After three years out of the market, Ariba (ARBA) returned to M&A on Thursday with the $150 million purchase of Quadrem. Both the current deal and the previous one help bolster the supply-chain vendor’s offering in new markets.
In the case of Procuri, which was acquired in September 2007, Ariba picked up a company that was targeting small businesses. With its latest transaction, Ariba adds an offering geared for corporate giants, specifically some of the largest mining companies on earth. It also gets further into markets outside the US.
Quadrem was founded 10 years ago, and is still majority owned by a quartet of multinational mining giants (BHP Billiton (BHP), Anglo American (OTCPK:AAUKY), Rio Tinto (RIO) and Vale SA (VALE)). While sales to mining companies accounted for essentially all of Quadrem’s revenue in its early days, the vendor diversified into other industries in recent years. Currently, mining generates about half of Quadrem’s revenue, with the other half coming from other industries such as oil and gas as well as manufacturing.
Under terms of the deal, Quadrem’s four principal companies have extra incentive to keep using Quadrem even after the sale to Ariba closes, which is expected by next March. The reason: Ariba has held back $25 million in payment and will kick in another $25 million to the four companies as long as they are still using the network three years from now. Ariba says it expects to pay out the full amount. (Morgan Stanley (MS) advised Ariba on its purchase.)

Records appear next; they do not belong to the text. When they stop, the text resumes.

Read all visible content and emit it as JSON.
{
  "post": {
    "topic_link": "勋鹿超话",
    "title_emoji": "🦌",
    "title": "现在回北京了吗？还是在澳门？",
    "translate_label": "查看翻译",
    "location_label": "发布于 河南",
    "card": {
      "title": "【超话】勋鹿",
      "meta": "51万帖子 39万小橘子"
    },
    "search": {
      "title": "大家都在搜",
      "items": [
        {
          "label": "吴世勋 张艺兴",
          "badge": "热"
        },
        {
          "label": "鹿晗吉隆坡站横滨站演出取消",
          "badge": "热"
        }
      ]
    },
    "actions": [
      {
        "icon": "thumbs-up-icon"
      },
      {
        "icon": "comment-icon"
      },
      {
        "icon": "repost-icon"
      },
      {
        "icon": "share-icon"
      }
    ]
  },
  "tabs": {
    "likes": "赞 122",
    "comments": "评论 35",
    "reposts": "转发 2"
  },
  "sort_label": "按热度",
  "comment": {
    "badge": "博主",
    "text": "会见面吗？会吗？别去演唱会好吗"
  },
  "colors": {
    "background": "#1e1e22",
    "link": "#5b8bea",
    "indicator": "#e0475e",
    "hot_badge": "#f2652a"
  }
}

Assuming that Ariba does indeed hand over the full $150 million, the transaction would value Quadrem a smidge above two times this year’s projected sales of about $70 million. For its part, Ariba trades at more than twice that valuation. It currently garners a market cap of about $1.7 billion, compared to projected sales for calendar 2010 of about $370 million. Incidentally, since Ariba last announced an acquisition three years ago, its shares have basically doubled while the Nasdaq has flatlined.